The research uses a repeated measures, prospective design with data collection at three points (baseline and 1-year and 2-year follow-ups). A 45-minute survey is being administered by telephone to 314 women and men at 16 different organizations. The survey contains questions about traditional job stressors (e.g., changes in workload, social support, work roles), stressors not traditionally examined, but which may be linked with depressive symptoms among women (e.g., roles and responsibilities outside of the workplace, discrimination, career issues) depression symptoms, and company policies, programs and practices. In our previous collection (2002), one Human Resource (HR) representative at each company was also surveyed about company policies, programs and practices. No HR representatives will be contacted for this survey.
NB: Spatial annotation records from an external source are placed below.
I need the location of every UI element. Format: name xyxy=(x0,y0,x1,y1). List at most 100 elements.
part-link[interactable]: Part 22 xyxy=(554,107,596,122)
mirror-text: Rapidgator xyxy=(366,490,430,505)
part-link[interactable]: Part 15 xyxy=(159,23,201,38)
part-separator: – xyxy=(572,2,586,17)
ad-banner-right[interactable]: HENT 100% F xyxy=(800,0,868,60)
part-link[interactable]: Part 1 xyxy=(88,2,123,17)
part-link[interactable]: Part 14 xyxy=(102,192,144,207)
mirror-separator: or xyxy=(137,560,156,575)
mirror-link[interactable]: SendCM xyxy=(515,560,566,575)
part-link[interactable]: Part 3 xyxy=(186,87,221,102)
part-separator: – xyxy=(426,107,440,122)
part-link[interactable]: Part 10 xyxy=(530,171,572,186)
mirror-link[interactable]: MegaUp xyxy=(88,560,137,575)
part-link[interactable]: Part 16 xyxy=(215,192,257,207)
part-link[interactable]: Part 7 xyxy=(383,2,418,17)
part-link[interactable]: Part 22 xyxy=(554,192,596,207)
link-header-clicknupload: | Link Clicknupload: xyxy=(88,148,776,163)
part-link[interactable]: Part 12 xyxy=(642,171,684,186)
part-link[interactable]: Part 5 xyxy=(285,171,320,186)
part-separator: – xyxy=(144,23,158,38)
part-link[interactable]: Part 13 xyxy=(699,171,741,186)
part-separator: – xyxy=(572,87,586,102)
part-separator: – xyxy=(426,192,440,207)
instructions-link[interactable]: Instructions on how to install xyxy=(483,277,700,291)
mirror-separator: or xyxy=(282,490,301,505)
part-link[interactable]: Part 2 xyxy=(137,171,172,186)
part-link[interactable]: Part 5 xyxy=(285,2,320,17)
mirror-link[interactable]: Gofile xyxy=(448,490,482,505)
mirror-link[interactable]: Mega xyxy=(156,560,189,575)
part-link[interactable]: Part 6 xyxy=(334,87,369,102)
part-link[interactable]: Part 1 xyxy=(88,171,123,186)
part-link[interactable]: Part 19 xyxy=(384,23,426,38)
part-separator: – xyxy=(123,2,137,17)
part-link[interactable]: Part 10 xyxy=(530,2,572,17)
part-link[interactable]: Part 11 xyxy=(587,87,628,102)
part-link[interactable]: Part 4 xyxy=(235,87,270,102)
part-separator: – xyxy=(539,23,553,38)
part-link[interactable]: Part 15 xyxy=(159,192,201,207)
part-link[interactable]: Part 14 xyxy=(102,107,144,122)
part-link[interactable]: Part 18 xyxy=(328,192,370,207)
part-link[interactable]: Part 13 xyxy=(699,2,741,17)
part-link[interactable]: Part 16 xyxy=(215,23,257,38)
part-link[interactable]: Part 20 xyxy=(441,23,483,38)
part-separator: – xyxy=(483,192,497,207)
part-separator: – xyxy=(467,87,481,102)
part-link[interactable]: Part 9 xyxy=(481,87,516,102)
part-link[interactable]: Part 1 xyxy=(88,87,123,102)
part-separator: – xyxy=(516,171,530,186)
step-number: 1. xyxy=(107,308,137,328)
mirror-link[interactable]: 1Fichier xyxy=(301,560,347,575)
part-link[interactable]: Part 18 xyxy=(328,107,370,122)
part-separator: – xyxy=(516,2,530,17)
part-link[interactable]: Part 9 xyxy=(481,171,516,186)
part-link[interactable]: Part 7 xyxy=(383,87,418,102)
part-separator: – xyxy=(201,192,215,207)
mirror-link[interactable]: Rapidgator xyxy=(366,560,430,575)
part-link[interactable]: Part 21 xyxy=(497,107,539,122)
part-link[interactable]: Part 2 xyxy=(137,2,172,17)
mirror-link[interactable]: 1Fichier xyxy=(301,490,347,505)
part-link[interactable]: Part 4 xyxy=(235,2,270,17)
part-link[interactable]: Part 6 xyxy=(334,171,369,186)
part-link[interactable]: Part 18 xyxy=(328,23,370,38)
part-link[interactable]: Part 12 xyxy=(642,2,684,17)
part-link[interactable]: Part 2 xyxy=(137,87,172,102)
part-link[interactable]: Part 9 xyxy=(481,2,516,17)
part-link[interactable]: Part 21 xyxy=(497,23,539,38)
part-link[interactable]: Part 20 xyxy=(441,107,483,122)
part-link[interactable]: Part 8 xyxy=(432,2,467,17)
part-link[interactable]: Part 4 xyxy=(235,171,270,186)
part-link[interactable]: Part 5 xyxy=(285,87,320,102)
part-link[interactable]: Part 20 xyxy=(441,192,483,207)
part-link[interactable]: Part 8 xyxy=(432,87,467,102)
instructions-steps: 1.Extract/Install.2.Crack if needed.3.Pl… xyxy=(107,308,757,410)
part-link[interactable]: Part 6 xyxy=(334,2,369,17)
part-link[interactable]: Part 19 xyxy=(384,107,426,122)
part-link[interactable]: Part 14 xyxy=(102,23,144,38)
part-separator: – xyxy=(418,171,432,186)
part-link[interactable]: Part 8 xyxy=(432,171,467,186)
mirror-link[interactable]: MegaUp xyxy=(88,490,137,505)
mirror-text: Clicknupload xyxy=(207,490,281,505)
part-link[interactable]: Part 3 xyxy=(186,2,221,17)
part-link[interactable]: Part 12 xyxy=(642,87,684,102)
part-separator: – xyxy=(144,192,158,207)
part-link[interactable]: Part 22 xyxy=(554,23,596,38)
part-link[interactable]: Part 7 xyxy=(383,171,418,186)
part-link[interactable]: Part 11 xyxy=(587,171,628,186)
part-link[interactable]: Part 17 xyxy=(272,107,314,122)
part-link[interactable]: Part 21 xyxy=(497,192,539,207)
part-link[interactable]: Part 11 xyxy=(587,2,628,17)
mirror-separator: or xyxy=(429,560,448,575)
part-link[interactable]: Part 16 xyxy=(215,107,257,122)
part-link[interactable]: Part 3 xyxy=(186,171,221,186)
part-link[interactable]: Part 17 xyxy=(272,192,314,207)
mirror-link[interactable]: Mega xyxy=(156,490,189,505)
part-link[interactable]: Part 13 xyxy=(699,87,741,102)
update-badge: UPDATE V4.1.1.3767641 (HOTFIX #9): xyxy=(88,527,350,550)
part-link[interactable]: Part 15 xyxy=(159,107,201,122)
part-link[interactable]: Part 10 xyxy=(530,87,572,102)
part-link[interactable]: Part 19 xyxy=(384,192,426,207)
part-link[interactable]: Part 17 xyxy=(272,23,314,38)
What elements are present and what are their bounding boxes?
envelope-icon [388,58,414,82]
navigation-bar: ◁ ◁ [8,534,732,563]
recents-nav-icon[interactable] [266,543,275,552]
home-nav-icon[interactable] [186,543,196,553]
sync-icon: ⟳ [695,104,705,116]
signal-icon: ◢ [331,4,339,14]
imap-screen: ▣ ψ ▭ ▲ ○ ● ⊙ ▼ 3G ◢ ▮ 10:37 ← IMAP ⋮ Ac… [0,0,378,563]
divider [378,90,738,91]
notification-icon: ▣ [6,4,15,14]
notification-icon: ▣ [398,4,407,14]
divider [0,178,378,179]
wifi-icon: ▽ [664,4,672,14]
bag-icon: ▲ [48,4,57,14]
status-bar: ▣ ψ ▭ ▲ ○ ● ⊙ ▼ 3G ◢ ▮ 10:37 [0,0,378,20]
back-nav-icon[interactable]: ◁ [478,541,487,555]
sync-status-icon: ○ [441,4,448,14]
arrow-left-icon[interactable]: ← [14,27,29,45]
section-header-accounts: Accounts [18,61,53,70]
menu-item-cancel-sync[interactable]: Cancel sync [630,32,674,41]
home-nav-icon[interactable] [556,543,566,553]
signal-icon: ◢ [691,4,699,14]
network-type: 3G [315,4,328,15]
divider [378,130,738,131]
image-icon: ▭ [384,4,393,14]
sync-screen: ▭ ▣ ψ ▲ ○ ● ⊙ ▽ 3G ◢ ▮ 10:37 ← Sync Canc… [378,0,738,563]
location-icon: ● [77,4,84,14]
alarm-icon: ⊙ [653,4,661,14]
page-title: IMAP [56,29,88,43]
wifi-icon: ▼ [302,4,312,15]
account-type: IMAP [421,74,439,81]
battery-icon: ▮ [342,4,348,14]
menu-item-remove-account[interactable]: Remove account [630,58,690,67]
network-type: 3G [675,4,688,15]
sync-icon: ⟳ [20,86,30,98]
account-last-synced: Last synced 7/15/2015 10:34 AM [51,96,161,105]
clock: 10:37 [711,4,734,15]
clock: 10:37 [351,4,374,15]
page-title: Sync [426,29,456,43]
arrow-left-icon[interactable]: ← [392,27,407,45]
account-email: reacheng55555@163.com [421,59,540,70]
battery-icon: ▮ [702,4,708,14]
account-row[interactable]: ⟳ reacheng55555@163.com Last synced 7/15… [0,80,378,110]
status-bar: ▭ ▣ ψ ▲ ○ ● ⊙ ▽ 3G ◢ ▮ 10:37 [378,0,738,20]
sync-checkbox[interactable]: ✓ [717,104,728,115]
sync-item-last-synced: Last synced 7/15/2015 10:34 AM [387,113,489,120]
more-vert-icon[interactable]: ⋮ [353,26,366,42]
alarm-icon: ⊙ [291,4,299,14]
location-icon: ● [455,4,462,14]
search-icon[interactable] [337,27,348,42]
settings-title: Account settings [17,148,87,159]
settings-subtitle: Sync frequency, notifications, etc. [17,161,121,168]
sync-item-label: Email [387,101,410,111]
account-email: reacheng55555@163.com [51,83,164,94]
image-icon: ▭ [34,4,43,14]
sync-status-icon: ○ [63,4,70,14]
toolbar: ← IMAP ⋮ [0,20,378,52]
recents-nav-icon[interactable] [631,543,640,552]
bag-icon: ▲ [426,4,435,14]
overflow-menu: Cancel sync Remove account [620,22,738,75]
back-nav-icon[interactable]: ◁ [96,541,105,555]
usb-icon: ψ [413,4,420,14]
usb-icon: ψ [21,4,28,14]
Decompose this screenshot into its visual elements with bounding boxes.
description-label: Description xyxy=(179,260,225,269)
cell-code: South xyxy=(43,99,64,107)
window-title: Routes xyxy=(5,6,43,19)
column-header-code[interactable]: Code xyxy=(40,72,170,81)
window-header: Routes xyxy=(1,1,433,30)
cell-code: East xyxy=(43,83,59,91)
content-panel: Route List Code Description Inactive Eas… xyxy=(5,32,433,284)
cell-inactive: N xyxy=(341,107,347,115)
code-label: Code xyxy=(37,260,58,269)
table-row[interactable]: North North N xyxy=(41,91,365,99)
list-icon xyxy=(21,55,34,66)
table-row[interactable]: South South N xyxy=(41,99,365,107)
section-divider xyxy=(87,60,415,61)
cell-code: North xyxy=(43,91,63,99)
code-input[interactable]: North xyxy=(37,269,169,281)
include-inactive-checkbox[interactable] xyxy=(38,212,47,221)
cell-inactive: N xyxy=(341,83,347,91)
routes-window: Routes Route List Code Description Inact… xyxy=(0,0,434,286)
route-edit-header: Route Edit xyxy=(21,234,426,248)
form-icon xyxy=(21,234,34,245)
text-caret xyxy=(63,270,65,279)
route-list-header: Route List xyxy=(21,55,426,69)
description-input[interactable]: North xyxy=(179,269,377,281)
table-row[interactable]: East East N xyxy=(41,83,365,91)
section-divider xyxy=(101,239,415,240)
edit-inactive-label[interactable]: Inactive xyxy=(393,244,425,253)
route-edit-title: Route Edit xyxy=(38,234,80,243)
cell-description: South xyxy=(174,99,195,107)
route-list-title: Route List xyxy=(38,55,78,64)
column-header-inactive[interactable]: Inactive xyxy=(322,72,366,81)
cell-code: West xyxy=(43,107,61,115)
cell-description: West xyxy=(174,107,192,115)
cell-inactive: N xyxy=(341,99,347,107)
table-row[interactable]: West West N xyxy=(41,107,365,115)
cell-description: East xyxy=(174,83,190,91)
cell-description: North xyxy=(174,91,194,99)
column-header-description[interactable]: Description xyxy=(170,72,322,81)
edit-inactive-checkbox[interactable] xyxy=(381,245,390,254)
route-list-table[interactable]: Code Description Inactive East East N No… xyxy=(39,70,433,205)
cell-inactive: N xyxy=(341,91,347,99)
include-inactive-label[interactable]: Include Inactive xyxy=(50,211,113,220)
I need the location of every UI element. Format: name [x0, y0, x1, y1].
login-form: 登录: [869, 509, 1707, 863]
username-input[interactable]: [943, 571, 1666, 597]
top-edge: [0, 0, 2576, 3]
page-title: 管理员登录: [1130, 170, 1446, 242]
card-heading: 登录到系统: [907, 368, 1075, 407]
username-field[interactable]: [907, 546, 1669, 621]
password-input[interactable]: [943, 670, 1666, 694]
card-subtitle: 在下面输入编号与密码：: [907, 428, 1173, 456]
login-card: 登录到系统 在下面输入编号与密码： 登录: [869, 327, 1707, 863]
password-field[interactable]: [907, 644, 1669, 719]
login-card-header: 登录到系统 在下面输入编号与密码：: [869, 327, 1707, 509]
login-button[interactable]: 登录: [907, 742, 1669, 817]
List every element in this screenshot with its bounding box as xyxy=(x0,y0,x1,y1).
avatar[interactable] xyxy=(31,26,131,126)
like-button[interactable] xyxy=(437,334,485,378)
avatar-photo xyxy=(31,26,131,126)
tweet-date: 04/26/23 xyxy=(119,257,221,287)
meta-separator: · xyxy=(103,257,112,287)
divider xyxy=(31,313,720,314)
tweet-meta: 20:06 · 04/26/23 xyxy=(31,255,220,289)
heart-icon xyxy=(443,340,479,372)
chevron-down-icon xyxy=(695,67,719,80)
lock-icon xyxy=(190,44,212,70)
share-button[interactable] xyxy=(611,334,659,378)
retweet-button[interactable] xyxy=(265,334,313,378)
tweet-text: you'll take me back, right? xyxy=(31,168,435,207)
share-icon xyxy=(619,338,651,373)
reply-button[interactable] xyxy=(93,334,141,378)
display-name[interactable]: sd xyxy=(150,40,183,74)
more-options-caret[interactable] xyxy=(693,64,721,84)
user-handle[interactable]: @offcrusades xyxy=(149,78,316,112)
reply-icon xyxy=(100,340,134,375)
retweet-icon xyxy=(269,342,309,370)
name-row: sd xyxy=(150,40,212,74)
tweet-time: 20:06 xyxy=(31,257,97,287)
Analyses will determine which work organization factors are linked with depressive symptoms and what effect the organizational practices/policies of interest have on depression. Findings from this prospective study will also help target future intervention efforts to reduce occupationally-related depression in women workers. This study is being renewed in order to finish data collection. There will be no cost to respondents other than their time.

Estimated Annualized Burden Table

RespondentsNo. of respondentsNo. of responses per respondentAverage burden per response (in hours)Total burden (in hours)
Start Signature

Dated: March 5, 2008.

Maryam I. Daneshvar,

Acting Reports and Clearance Officer, Centers for Disease Control and Prevention.